Taburunuz hangi cephelerde ve hamlelerde yer aldı? Kadınlar olarak bu cephelerde konumlanmanız nasıldı?
Barîn: Şimdiye kadar tabur savaşçıları olarak Deyr Hefir, Qereqozak, Tişrîn savaşlarında ve Kobanê cephe savunmasında yer aldık. Kadın savaşçılar olarak bu cephelerde suikast ve sabotaj branşlarından doğru rol alıyoruz. İşgalci Türk devleti çetelerine karşı bu cephelerde yapılan operasyonlara katılıyoruz. Kadınlar olarak çetelere karşı yürüttüğümüz direniş onların kadın düşmanı yüzleri nedeniyle çok daha büyük bir anlam içeriyor.

DÜŞMANIMIZI İYİ TANIYORUZ

İşgalci çeteler ve Türk devletinin devrime saldırıları sürüyor. Komünist kadın savaşçılar olarak en ileri cephelerde yer almak ne anlam ifade ediyor?
Awaz: Kadın savaşçılar olarak Türk devleti ve çetelerine karşı büyük bir öfke ve kararlılıkla savaşıyoruz. Çünkü bu çetelerin Şengal'de Êzidî kadınları seks kölesi olarak pazarlara çıkardığı, Minbic'te yaralı kadın savaşçıları esir alarak işkence yaptıkları günlerin üzerinden çok uzun zaman geçmedi.
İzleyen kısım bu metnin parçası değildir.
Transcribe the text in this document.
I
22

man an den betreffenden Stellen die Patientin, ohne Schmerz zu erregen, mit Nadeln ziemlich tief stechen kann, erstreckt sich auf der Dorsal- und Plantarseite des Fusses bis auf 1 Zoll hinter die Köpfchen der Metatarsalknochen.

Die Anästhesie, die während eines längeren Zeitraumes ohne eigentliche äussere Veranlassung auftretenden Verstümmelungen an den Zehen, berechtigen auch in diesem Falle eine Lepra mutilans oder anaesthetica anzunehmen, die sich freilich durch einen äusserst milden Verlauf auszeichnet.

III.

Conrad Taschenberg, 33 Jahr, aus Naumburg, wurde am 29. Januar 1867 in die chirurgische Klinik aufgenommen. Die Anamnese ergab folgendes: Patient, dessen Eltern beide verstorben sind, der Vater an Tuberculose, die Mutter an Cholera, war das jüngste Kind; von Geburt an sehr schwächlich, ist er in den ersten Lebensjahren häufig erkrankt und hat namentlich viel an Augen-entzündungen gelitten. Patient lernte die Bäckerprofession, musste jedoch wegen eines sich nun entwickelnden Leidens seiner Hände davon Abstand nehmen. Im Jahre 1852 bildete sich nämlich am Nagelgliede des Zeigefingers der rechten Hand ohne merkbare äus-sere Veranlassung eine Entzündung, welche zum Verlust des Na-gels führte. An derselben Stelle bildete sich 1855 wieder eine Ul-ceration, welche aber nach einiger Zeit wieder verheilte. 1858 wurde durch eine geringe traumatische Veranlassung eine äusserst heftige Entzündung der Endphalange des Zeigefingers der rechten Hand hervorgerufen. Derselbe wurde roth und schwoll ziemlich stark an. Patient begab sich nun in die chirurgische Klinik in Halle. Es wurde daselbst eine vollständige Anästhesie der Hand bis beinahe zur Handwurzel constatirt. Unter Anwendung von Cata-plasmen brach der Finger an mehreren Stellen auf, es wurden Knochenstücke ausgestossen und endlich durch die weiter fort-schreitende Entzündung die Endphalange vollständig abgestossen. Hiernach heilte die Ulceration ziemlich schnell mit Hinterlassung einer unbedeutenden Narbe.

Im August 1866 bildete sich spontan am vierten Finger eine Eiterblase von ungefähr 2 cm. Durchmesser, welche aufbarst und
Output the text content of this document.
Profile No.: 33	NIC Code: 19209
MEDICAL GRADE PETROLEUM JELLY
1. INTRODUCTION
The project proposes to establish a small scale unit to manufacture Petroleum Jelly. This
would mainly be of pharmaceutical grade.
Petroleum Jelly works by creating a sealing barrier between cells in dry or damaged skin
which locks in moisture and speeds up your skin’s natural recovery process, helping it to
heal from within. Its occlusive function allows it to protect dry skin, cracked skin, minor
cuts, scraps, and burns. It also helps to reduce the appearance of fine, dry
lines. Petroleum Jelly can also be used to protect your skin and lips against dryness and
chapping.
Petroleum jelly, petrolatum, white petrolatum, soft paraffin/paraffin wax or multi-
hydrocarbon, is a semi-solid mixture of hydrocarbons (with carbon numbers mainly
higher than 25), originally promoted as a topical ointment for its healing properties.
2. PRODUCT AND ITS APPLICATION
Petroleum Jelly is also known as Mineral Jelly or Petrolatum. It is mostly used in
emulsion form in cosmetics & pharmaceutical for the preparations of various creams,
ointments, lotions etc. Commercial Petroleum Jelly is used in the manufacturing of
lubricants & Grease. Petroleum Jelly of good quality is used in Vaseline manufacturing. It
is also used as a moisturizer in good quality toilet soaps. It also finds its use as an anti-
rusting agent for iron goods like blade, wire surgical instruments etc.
Bizler düşmanımızı iyi tanıyoruz. Savaşımımızı da bu bilinçle yürütüyoruz.

HEPİMİZİN ÇOK NET OLDUĞU ŞEY DÜŞMANIN ELİNE SAĞ GEÇMEMEK

Politik islamcı çetelerle savaşırken yaşadığınız birkaç deneyimi paylaşır mısınız? 
Barîn:
Kısa süre önce çetelere karşı yapılan bir operasyona katıldık. Operasyonun başından itibaren kadın savaşçılar olarak büyük bir kararlılık ve istekle yer aldık. Çetelerin tekbir sesini de, attığımız mermi ve mayınlarımızın ardından korku ve acı içindeki çığlıklarını da duyabiliyorduk.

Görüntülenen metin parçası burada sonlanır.